Think about modern agriculture. We use GPS-guided tractors, drone monitoring, and automated soil sensors to manage crops. We replaced manual labor with machines and automated systems. Yet, despite all the high-tech sensors, a tomato seed still takes its own biological time to sprout and grow. You can monitor a plant with a 4K camera, but you cannot code a tomato to ripen in five minutes.
Software is the same. AI can generate the code in five seconds and monitor the system in real-time, but human trust, organizational adoption, and change management still take their natural biological time. You cannot accelerate the “sprouting time” of a business relationship, no matter how fast your AI generates the product.
Surviving the A2A Economy
If you want to sell software when the digital pipeline is clogged, you have to operate in the gaps where AI gatekeepers cannot easily intervene.
If a buyer’s AI agent is searching the web for a solution, your software needs to be readable by the machine.

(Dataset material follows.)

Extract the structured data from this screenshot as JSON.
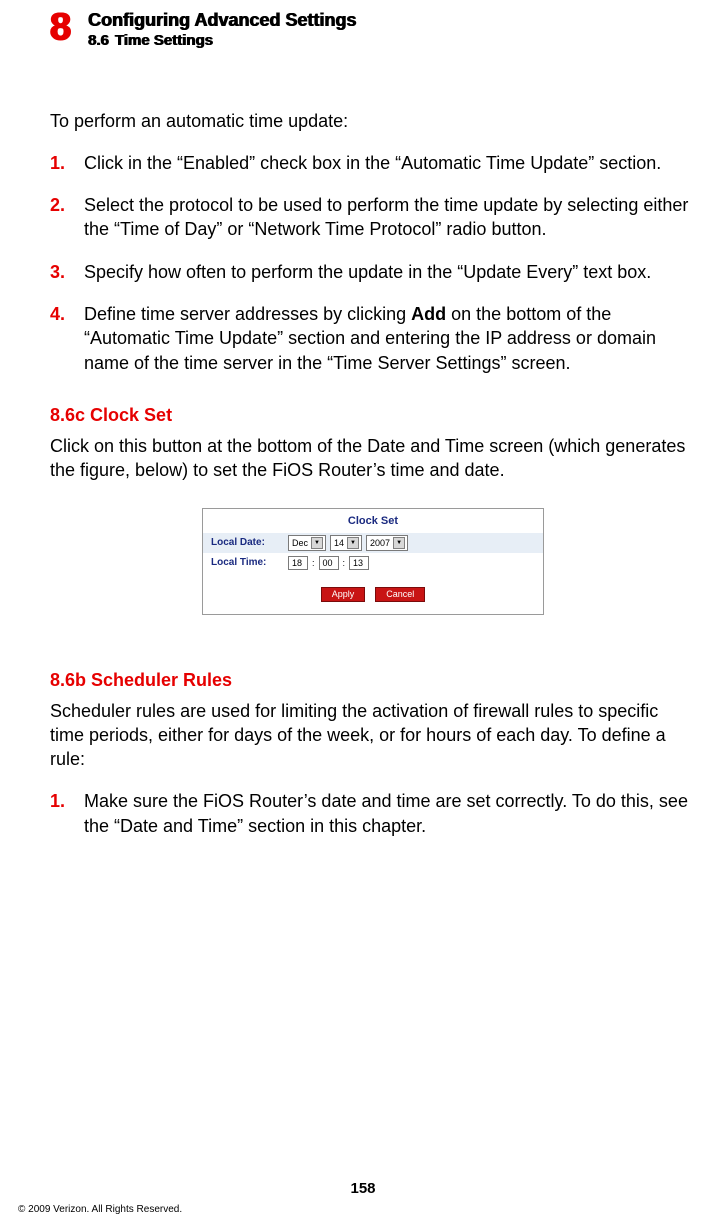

This means focusing on clean API documentation, open-source integrations, and structured data that LLMs can parse and recommend. You are marketing to the algorithm, not just the human.
At the same time, you have to go bottom-up. Build a free, hyper-focused utility tool that solves a single employee’s daily bottleneck. Once they adopt it, it spreads horizontally through the team until management is forced to pay for the enterprise license.
Finally, bypass the screen entirely. When digital channels are saturated with automated noise, offline relationships become a premium asset. Real-world handshakes, localized dinners, and direct phone calls bypass the AI filters. We are returning to a high-touch, relationship-driven sales model—one that is slow, human, and impossible for an AI agent to replicate.
The game hasn’t changed; the abstraction has just scaled up. We aren’t going backward.
We don’t go back to where we started; we loop back over the same themes at a higher level of abstraction.